WASHINGTON -- Marking the culmination of a three-year, multiphase process, a 26-state consortium has released the Next Generation Science Standards (NGSS), a detailed description of the key scientific ideas and practices that all students should learn by the time they graduate from high school. The standards are based largely on the 2011 National Research Council report A Framework for K-12 Science Education: Practices, Crosscutting Concepts, and Core Ideas.
Shepherded by the nonprofit educational organization Achieve Inc., the 26 lead states and a team of 40 writers used the framework as a foundation to develop internationally benchmarked science education standards. Two public drafts in 2012 and 2013 drew input from stakeholders in science, science education, higher education, business, and industry. With the final release, all states can now discuss whether to voluntarily adopt the standards in their public schools.
"We applaud the completion of the standards," said Helen Quinn, chair of the Research Council committee that produced the framework report and professor emerita of physics at SLAC National Accelerator Laboratory in Stanford, Calif. "They represent a key step in bringing the science education vision put forward by our framework closer to realization in classrooms across the country."
The framework is designed to help students gradually deepen their knowledge of core scientific ideas throughout their education rather than acquire shallow knowledge of many topics.

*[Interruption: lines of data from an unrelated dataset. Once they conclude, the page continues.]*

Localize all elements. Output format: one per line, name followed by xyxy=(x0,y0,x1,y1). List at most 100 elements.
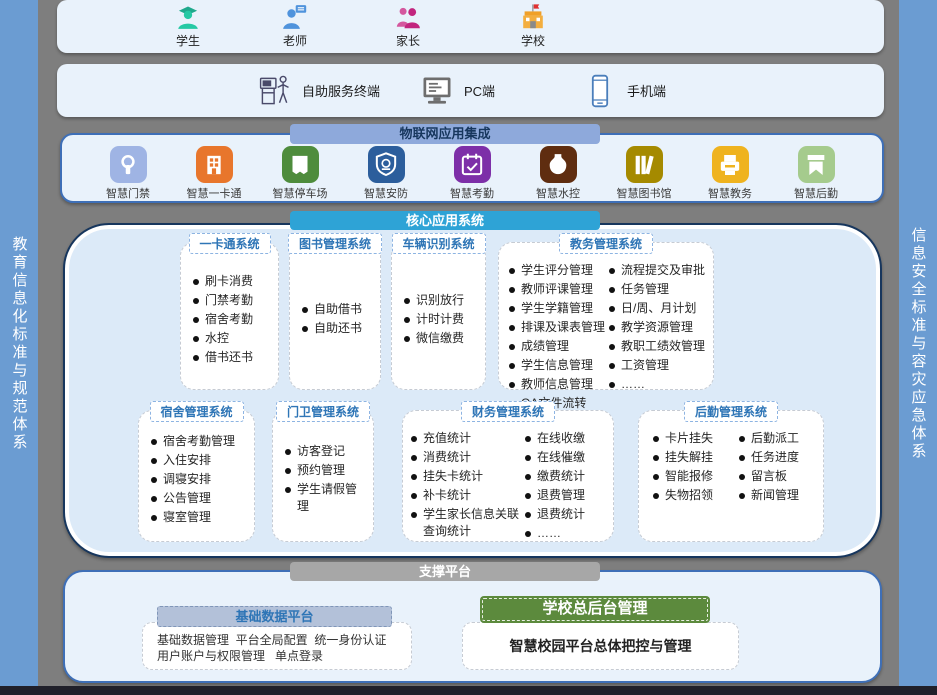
bullet-icon xyxy=(509,287,515,293)
bullet-icon xyxy=(653,474,659,480)
list-item-label: 公告管理 xyxy=(163,490,211,507)
iot-tile-attendance: 智慧考勤 xyxy=(436,146,508,201)
iot-tile-label: 智慧图书馆 xyxy=(608,185,680,201)
terminal-kiosk: 自助服务终端 xyxy=(257,64,380,117)
bullet-icon xyxy=(739,436,745,442)
support-section-header: 支撑平台 xyxy=(290,562,600,581)
list-item-label: 学生学籍管理 xyxy=(521,300,593,317)
list-item-label: 计时计费 xyxy=(416,311,464,328)
iot-tile-parking: 智慧停车场 xyxy=(264,146,336,201)
iot-tile-label: 智慧门禁 xyxy=(92,185,164,201)
subsystem-item-list: 充值统计消费统计挂失卡统计补卡统计学生家长信息关联查询统计 xyxy=(411,429,521,535)
student-icon xyxy=(173,3,203,31)
bullet-icon xyxy=(525,531,531,537)
bullet-icon xyxy=(653,436,659,442)
left-sidebar-label: 教育信息化标准与规范体系 xyxy=(12,236,27,452)
subsystem-box-one-card: 一卡通系统 刷卡消费门禁考勤宿舍考勤水控借书还书 xyxy=(180,242,279,390)
user-role-label: 老师 xyxy=(255,32,335,49)
subsystem-item-list: 后勤派工任务进度留言板新闻管理 xyxy=(739,429,799,535)
bullet-icon xyxy=(525,512,531,518)
bullet-icon xyxy=(193,355,199,361)
kiosk-icon xyxy=(257,72,293,110)
list-item-label: 教职工绩效管理 xyxy=(621,338,705,355)
list-item: 工资管理 xyxy=(609,357,705,374)
bullet-icon xyxy=(404,336,410,342)
list-item-label: 卡片挂失 xyxy=(665,430,713,447)
bullet-icon xyxy=(193,298,199,304)
list-item-label: 退费统计 xyxy=(537,506,585,523)
basic-data-line: 基础数据管理 平台全局配置 统一身份认证 xyxy=(157,632,411,648)
school-icon xyxy=(518,3,548,31)
bullet-icon xyxy=(609,287,615,293)
list-item: 教师信息管理 xyxy=(509,376,605,393)
list-item: 入住安排 xyxy=(151,452,248,469)
user-role-parents: 家长 xyxy=(368,3,448,49)
bullet-icon xyxy=(193,336,199,342)
list-item: 访客登记 xyxy=(285,443,367,460)
subsystem-title: 图书管理系统 xyxy=(288,233,382,254)
list-item-label: 借书还书 xyxy=(205,349,253,366)
list-item: 寝室管理 xyxy=(151,509,248,526)
list-item: 流程提交及审批 xyxy=(609,262,705,279)
basic-data-platform-box: 基础数据管理 平台全局配置 统一身份认证 用户账户与权限管理 单点登录 xyxy=(142,622,412,670)
bottom-bar xyxy=(0,686,937,695)
list-item: 识别放行 xyxy=(404,292,479,309)
list-item: 挂失卡统计 xyxy=(411,468,521,485)
list-item: 成绩管理 xyxy=(509,338,605,355)
list-item-label: 调寝安排 xyxy=(163,471,211,488)
list-item-label: 教师评课管理 xyxy=(521,281,593,298)
terminal-mobile: 手机端 xyxy=(582,64,666,117)
bullet-icon xyxy=(739,474,745,480)
iot-tile-one-card: 智慧一卡通 xyxy=(178,146,250,201)
bullet-icon xyxy=(609,363,615,369)
subsystem-title: 一卡通系统 xyxy=(188,233,270,254)
user-roles-panel: 学生 老师 家长 xyxy=(57,0,884,53)
list-item: 充值统计 xyxy=(411,430,521,447)
list-item-label: 刷卡消费 xyxy=(205,273,253,290)
subsystem-columns: 卡片挂失挂失解挂智能报修失物招领 后勤派工任务进度留言板新闻管理 xyxy=(639,411,823,541)
list-item-label: 入住安排 xyxy=(163,452,211,469)
subsystem-box-logistics: 后勤管理系统 卡片挂失挂失解挂智能报修失物招领 后勤派工任务进度留言板新闻管理 xyxy=(638,410,824,542)
bullet-icon xyxy=(411,455,417,461)
subsystem-item-list: 刷卡消费门禁考勤宿舍考勤水控借书还书 xyxy=(181,243,278,389)
list-item-label: 学生信息管理 xyxy=(521,357,593,374)
bullet-icon xyxy=(151,477,157,483)
list-item-label: 智能报修 xyxy=(665,468,713,485)
bullet-icon xyxy=(509,344,515,350)
list-item-label: …… xyxy=(621,376,645,393)
list-item: 微信缴费 xyxy=(404,330,479,347)
list-item: 新闻管理 xyxy=(739,487,799,504)
iot-section-header: 物联网应用集成 xyxy=(290,124,600,144)
iot-tile-label: 智慧后勤 xyxy=(780,185,852,201)
bullet-icon xyxy=(739,493,745,499)
iot-tile-label: 智慧水控 xyxy=(522,185,594,201)
list-item-label: 学生家长信息关联查询统计 xyxy=(423,506,521,540)
bullet-icon xyxy=(151,496,157,502)
list-item-label: 留言板 xyxy=(751,468,787,485)
left-sidebar-banner: 教育信息化标准与规范体系 xyxy=(0,0,38,687)
list-item-label: 任务管理 xyxy=(621,281,669,298)
list-item: 在线收缴 xyxy=(525,430,585,447)
bullet-icon xyxy=(653,493,659,499)
subsystem-box-library: 图书管理系统 自助借书自助还书 xyxy=(289,242,381,390)
user-role-label: 学生 xyxy=(148,32,228,49)
subsystem-item-list: 宿舍考勤管理入住安排调寝安排公告管理寝室管理 xyxy=(139,411,254,541)
list-item: 卡片挂失 xyxy=(653,430,713,447)
subsystem-columns: 学生评分管理教师评课管理学生学籍管理排课及课表管理成绩管理学生信息管理教师信息管… xyxy=(499,243,713,389)
subsystem-item-list: 在线收缴在线催缴缴费统计退费管理退费统计…… xyxy=(525,429,585,535)
bullet-icon xyxy=(509,382,515,388)
bullet-icon xyxy=(509,306,515,312)
list-item-label: 挂失卡统计 xyxy=(423,468,483,485)
list-item: 水控 xyxy=(193,330,272,347)
user-role-teacher: 老师 xyxy=(255,3,335,49)
iot-tile-logistics: 智慧后勤 xyxy=(780,146,852,201)
list-item-label: 教师信息管理 xyxy=(521,376,593,393)
bullet-icon xyxy=(193,317,199,323)
pc-icon xyxy=(419,72,455,110)
bullet-icon xyxy=(302,326,308,332)
bullet-icon xyxy=(151,515,157,521)
list-item-label: 在线催缴 xyxy=(537,449,585,466)
list-item-label: 教学资源管理 xyxy=(621,319,693,336)
list-item: 任务管理 xyxy=(609,281,705,298)
subsystem-item-list: 卡片挂失挂失解挂智能报修失物招领 xyxy=(653,429,713,535)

It specifies core ideas in four disciplinary areas -- life sciences; physical sciences; earth and space sciences; and engineering, technology, and the applications of science -- and identifies seven crosscutting concepts that are relevant across multiple scientific disciplines, for example, "cause and effect" and "stability and change." It also includes eight key scientific and engineering practices, such as asking questions and defining problems, analyzing and interpreting data, and constructing explanations and designing solutions.
The NGSS reflect the framework by focusing on a small set of core ideas, emphasizing deep understanding and application of content, and building a coherent progression of concepts over the course of a student's K-12 science education.
In addition to serving as the foundation for the new standards, the Research Council's framework can also be used as a guide for those developing curriculum and performance assessments, those who train teachers and create professional development materials, and state and district science supervisors.
"Teachers will need support, time, and aligned materials to incorporate these new expectations into their practice," said Quinn. "This will not happen overnight, but with patience and persistence, the standards have the potential to guide science teaching in ways that better prepare all of our children for citizenship and future careers."
A forthcoming National Research Council report will provide recommendations for developing assessments that measure student proficiency in science as laid out in the 2011 standards framework.